Pourquoi cet engouement pour le bachelor ? En premier lieu, son ouverture internationale séduit des jeunes tout juste sortis du ­lycée. « Les élèves de notre “global BBA” [bachelor of business administration, en quatre ans] passent au moins un an à l’étranger (six mois de stage et six mois dans un établissement partenaire), indique Felix Papier. Et ils peuvent aller ­jusqu’à trois ans et demi hors de France, en profitant de nos campus à ­Singapour ou au Maroc. » Pour Delphine Manceau, directrice ­générale de Neoma Business School, « le bachelor réunit tous les ingrédients de la grande école, mais dans un programme post-bac : l’international, un accompagnement individualisé, l’ouverture sur l’entreprise, la préparation à l’emploi, un réseau d’anciens (…) Pour des bacheliers et leurs ­familles, ajoute-­t-elle, c’est rassurant, en cette ­période d’incertitude par rapport à l’emploi. »

Même constat pour Stéphan Bourcieu, directeur de Burgundy School of Business : « Le bachelor repose sur un mode de fonctionnement très différent de celui des universités. Mais il s’inscrit parfaitement dans le cursus LMD, même si nous ne sommes pas autorisés à l’appeler licence. Et il s’agit bien du modèle européen, plus que du ­bachelor anglo-saxon. » Rien d’étonnant, donc, si l’offre ne cesse de s’étoffer. Dans les écoles notamment, où les effectifs grimpent. Toulouse Business School compte 1 660 inscrits dans son bachelor ; Skema, autour de 1 500 ; Kedge, environ 1 700. Le BBA de l’Essec accueille près de 2 000 élèves et l’ESCP Europe vient de ­lancer le sien.

Des collaboration possibles

Cet essor rapide du bachelor contrarie les responsables universitaires, qui tiennent à conserver leur mainmise sur la licence, diplôme reconnu par l’Etat, comme sur le diplôme national de master. « Derrière le côté tendance du terme bachelor, il n’y a parfois pas grand-chose de solide », lâche François Germinet, président de la commission formation/insertion professionnelle à la Conférence des présidents d’université (CPU) et président de l’université de Cergy-Pontoise.

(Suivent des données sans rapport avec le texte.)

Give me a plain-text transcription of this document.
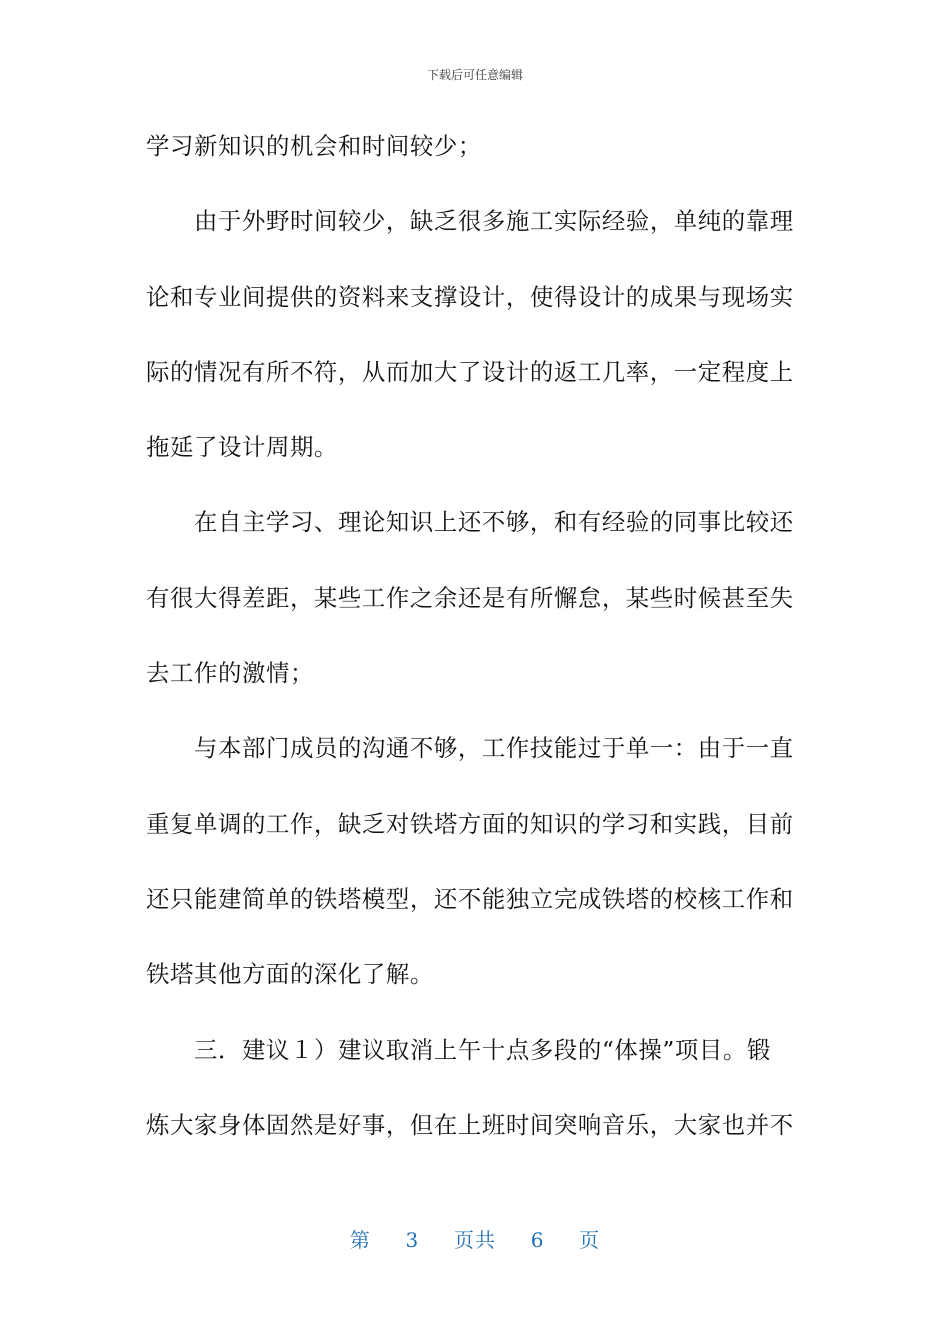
下载后可任意编辑
学习新知识的机会和时间较少；
由于外野时间较少，缺乏很多施工实际经验，单纯的靠理
论和专业间提供的资料来支撑设计，使得设计的成果与现场实
际的情况有所不符，从而加大了设计的返工几率，一定程度上
拖延了设计周期。
在自主学习、理论知识上还不够，和有经验的同事比较还
有很大得差距，某些工作之余还是有所懈怠，某些时候甚至失
去工作的激情；
与本部门成员的沟通不够，工作技能过于单一：由于一直
重复单调的工作，缺乏对铁塔方面的知识的学习和实践，目前
还只能建简单的铁塔模型，还不能独立完成铁塔的校核工作和
铁塔其他方面的深化了解。
三．建议１）建议取消上午十点多段的“体操”项目。锻
炼大家身体固然是好事，但在上班时间突响音乐，大家也并不
第 3 页共 6 页
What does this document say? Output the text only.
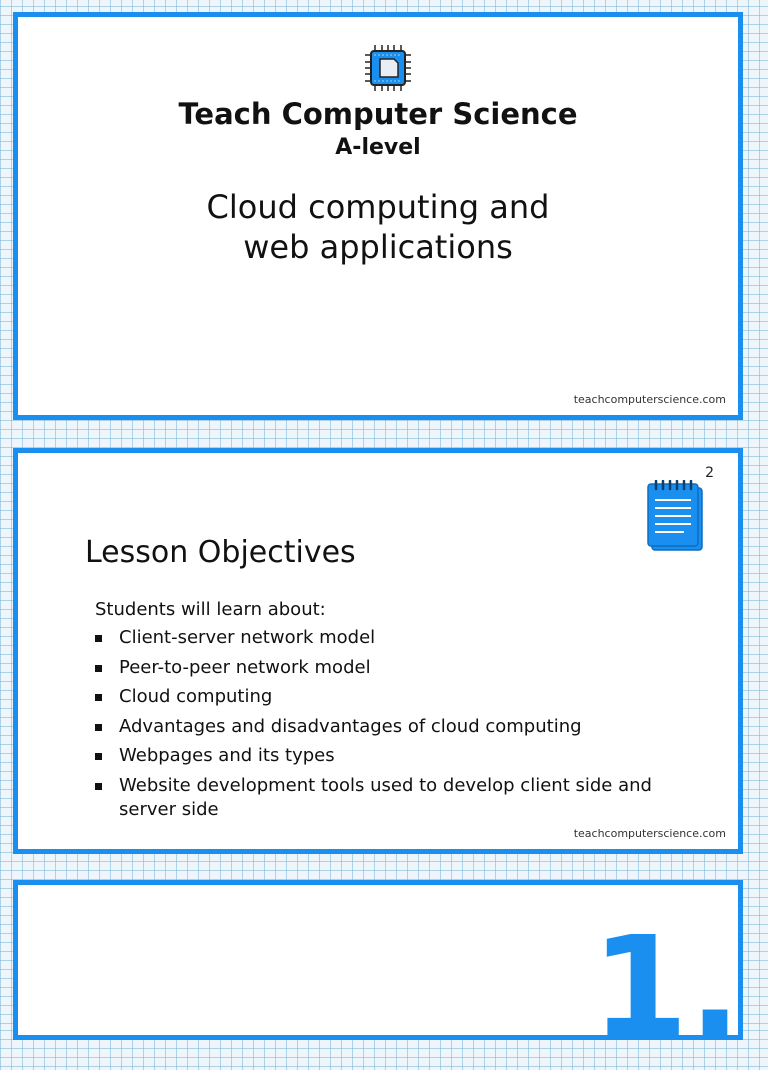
Teach Computer Science
A-level
Cloud computing and
web applications
teachcomputerscience.com
2
Lesson Objectives
Students will learn about:
Client-server network model
Peer-to-peer network model
Cloud computing
Advantages and disadvantages of cloud computing
Webpages and its types
Website development tools used to develop client side and server side
teachcomputerscience.com
1.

« Nous ne refusons pas que des bachelors puissent accéder au grade de ­licence, dans le cadre des politiques de site, avec les universités. »

Pour autant, la CPU ne ferme pas la porte à des collaborations avec les écoles sur ces programmes. L’ESC Troyes et l’université de Reims-Champagne-Ardenne ont ainsi créé un double diplôme DU et bachelor en œnotourisme, ­entièrement en anglais. « Nous ne refusons pas que des bachelors puissent accéder au grade de ­licence, dans le cadre des politiques de site, avec les universités, assure François Germinet. Ce ­cursus peut être un complément intelligent à l’offre de licence, par exemple pour des publics spéci­fiques comme les bacs pro. »

La licence doit devenir plus attractive

Mais, pour la CPU, la licence doit devenir plus attractive. La ­réforme de l’accès à l’université, qui a été votée en première lecture au ­Parlement, doit être suivie d’un arrêté licence, qui permettra notamment aux étudiants d’opter pour des cursus « modulaires ». « Nous travaillons aussi sur des parcours plus spécialisés, voire professionnalisants, qui pourront être suivis juste après le bac ou un peu plus tard », précise François Germinet. Reste une certitude : entre bachelor et licence, il est urgent de clarifier l’offre de programmes et de mieux expliquer les parcours. Sur ce point, universités et grandes écoles s’accordent.